Posted on October 19, 2015 by Tom McDonnell

Out of the woods
We're not out of the woods

Changes in government debt over time reflect the impact of government deficits. The sustainability of the national debt depends on the scale of the debt in relation to the size of the economy.

The government debt-to-GDP ratio is the amount of a country’s total gross government debt as a percentage of its GDP and is one of the indicators contained within the NERI’s Quarterly Economic Facts (indicator 6.4). A rule contained in the 2012 EU Fiscal Compact stipulates that where the gross general government debt-to-GDP ratio exceeds 60% countries must reduce it by 1/20 of the excess per annum. In 2014 the Republic of Ireland was one of 16 EU member states above the 60% threshold. In a growing economy the debt to GDP ratio will tend to fall even if we run modest deficits and it is unlikely the 1/20th rule will be a particularly onerous constraint in the short-to-medium term.

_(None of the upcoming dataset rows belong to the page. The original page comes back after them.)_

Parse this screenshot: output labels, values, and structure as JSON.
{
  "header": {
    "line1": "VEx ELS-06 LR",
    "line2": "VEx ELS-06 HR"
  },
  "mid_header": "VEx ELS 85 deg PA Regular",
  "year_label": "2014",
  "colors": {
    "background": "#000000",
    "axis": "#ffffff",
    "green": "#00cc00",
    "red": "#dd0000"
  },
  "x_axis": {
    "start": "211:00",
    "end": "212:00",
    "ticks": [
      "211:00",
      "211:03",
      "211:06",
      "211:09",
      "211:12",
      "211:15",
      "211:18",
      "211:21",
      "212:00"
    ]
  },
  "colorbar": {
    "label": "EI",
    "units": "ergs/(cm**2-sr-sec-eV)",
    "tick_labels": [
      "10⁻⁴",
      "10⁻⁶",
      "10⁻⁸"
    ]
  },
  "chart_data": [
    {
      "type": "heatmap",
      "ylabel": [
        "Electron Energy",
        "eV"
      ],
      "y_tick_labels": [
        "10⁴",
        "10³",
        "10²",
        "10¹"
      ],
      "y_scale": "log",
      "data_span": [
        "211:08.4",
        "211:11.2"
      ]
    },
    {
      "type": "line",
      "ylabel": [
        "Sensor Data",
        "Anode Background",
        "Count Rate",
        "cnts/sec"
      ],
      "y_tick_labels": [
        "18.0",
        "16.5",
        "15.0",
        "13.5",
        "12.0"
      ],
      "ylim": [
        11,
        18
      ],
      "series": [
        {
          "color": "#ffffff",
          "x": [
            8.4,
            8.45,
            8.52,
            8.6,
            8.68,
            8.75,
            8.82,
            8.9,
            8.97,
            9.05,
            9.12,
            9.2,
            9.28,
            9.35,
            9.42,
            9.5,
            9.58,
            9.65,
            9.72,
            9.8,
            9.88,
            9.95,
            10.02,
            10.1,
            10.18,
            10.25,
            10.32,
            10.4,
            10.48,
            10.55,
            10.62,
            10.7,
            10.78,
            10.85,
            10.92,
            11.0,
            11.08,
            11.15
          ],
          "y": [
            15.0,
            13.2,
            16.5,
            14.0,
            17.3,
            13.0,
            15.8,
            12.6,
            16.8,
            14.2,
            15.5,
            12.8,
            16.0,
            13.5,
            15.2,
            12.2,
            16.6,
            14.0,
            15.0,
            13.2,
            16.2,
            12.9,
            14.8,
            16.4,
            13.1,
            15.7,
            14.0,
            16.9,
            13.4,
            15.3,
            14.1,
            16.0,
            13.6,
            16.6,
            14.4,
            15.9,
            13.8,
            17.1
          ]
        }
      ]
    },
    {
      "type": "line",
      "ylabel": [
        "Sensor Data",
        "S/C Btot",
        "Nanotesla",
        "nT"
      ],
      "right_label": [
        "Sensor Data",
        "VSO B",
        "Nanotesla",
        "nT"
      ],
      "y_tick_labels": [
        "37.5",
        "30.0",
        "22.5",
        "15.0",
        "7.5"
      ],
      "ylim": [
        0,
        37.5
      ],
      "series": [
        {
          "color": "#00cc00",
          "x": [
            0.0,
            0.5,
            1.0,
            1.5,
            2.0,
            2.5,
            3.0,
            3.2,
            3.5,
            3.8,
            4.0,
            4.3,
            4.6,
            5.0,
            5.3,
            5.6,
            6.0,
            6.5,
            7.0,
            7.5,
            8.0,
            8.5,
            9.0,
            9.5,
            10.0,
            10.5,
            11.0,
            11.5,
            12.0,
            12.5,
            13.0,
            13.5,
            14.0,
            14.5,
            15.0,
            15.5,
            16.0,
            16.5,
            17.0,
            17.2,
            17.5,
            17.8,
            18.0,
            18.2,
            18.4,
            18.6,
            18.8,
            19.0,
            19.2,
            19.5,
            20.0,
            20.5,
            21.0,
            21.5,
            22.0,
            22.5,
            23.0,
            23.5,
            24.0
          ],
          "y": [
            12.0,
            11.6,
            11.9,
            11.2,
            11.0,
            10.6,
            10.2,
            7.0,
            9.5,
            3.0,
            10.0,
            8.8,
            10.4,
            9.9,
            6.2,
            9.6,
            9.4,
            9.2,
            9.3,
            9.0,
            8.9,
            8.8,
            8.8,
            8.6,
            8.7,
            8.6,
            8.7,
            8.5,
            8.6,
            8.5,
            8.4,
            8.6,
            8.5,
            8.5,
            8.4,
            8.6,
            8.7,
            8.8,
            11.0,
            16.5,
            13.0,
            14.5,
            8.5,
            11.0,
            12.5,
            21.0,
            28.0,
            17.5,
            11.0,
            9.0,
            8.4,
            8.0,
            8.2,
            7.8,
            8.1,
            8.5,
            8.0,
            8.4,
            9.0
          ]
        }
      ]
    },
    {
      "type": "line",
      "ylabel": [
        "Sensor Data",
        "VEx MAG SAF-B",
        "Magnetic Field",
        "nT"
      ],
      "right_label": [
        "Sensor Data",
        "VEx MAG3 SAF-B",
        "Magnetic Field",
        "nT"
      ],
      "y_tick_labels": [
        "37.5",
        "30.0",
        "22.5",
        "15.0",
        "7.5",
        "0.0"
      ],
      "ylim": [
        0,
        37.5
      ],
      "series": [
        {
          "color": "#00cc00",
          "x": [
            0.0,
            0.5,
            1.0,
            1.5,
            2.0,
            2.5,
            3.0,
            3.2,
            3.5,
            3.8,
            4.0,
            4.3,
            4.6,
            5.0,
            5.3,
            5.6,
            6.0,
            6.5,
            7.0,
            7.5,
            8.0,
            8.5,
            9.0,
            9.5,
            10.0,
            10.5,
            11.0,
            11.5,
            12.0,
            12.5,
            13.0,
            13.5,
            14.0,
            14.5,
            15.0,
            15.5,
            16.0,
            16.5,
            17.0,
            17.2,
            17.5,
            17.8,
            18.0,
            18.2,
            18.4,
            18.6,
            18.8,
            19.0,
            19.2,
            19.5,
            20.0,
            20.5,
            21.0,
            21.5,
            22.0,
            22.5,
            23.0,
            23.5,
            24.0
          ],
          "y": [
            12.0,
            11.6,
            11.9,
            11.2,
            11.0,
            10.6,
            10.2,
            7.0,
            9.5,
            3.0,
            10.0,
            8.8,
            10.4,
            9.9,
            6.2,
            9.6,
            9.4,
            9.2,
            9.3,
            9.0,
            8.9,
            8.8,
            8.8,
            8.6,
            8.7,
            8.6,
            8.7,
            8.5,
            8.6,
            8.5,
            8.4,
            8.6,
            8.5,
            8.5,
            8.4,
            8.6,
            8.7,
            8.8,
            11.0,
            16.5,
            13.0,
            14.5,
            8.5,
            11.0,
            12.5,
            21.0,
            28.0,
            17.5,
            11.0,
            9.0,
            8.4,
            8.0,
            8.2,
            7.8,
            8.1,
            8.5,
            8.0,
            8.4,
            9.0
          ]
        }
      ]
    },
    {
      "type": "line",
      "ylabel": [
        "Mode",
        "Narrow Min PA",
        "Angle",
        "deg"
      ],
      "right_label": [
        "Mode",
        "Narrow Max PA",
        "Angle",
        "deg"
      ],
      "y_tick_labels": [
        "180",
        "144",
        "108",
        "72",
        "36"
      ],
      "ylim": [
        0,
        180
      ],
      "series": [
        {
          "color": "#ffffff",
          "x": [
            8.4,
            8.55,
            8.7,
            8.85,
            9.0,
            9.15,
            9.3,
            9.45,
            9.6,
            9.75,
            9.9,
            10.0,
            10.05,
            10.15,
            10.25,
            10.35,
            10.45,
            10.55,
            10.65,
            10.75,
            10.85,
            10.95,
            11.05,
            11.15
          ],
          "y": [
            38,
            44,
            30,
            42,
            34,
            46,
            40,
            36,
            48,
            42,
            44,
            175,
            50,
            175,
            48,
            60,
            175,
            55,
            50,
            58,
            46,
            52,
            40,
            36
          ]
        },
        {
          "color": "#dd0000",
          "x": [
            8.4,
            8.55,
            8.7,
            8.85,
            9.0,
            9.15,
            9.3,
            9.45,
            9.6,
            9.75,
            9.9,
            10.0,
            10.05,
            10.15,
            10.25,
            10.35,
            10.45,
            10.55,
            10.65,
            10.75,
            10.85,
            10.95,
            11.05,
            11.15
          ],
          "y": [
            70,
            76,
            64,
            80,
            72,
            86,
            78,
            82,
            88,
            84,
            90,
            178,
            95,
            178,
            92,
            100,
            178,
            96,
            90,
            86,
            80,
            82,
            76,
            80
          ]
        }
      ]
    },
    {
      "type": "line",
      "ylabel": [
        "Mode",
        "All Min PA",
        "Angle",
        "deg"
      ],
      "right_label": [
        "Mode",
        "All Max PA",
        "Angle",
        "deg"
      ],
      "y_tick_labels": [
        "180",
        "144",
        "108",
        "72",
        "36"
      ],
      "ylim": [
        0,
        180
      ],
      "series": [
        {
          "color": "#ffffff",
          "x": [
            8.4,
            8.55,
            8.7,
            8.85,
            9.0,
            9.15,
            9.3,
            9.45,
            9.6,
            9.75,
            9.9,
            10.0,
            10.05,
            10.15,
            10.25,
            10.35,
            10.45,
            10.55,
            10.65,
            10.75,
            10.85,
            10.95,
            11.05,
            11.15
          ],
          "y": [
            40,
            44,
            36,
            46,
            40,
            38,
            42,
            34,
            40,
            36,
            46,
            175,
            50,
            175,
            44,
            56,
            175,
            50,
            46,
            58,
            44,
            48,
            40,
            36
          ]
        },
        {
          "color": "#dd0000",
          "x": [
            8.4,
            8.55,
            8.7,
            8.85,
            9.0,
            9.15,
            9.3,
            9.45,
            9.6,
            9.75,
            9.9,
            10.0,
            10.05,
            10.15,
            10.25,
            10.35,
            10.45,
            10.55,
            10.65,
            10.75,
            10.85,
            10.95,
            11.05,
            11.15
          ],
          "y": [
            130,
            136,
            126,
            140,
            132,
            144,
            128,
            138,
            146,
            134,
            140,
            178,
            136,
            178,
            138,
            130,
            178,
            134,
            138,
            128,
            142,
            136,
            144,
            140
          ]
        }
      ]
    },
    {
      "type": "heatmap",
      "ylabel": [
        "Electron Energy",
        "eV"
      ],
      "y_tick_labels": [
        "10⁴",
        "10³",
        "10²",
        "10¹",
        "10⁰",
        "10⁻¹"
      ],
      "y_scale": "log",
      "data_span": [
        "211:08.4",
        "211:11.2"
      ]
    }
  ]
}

The general government deficit was €7.5 billion or 4 per cent of GDP in 2014. Gross debt was €204.4 billion or 102% of annualised GDP at the end of June 2015. Net debt was €166.6 billion or 83.1% of annualised GDP. We expect the Budget deficit to decline gradually over the next few years. The reductions in the numbers unemployed will lead to reduced expenditure on income supports while more people employed and rising disposable incomes will generate additional direct and indirect revenue flows. In the Autumn Quarterly Economic Observer we estimated that the budget deficit in 2015 would be close to 1.7% of GDP. The supplementary expenditure estimates have changed the picture somewhat and a deficit marginally in excess of 2% (€4.3 billion) is now anticipated.

We now project that the gross debt to GDP ratio will remain in excess of 90% of GDP until 2018. This is still a high level and the Republic remains vulnerable to an adverse interest rate shock.

The public finances are not yet out of the woods and we would be wise not to stoke up expectations too much.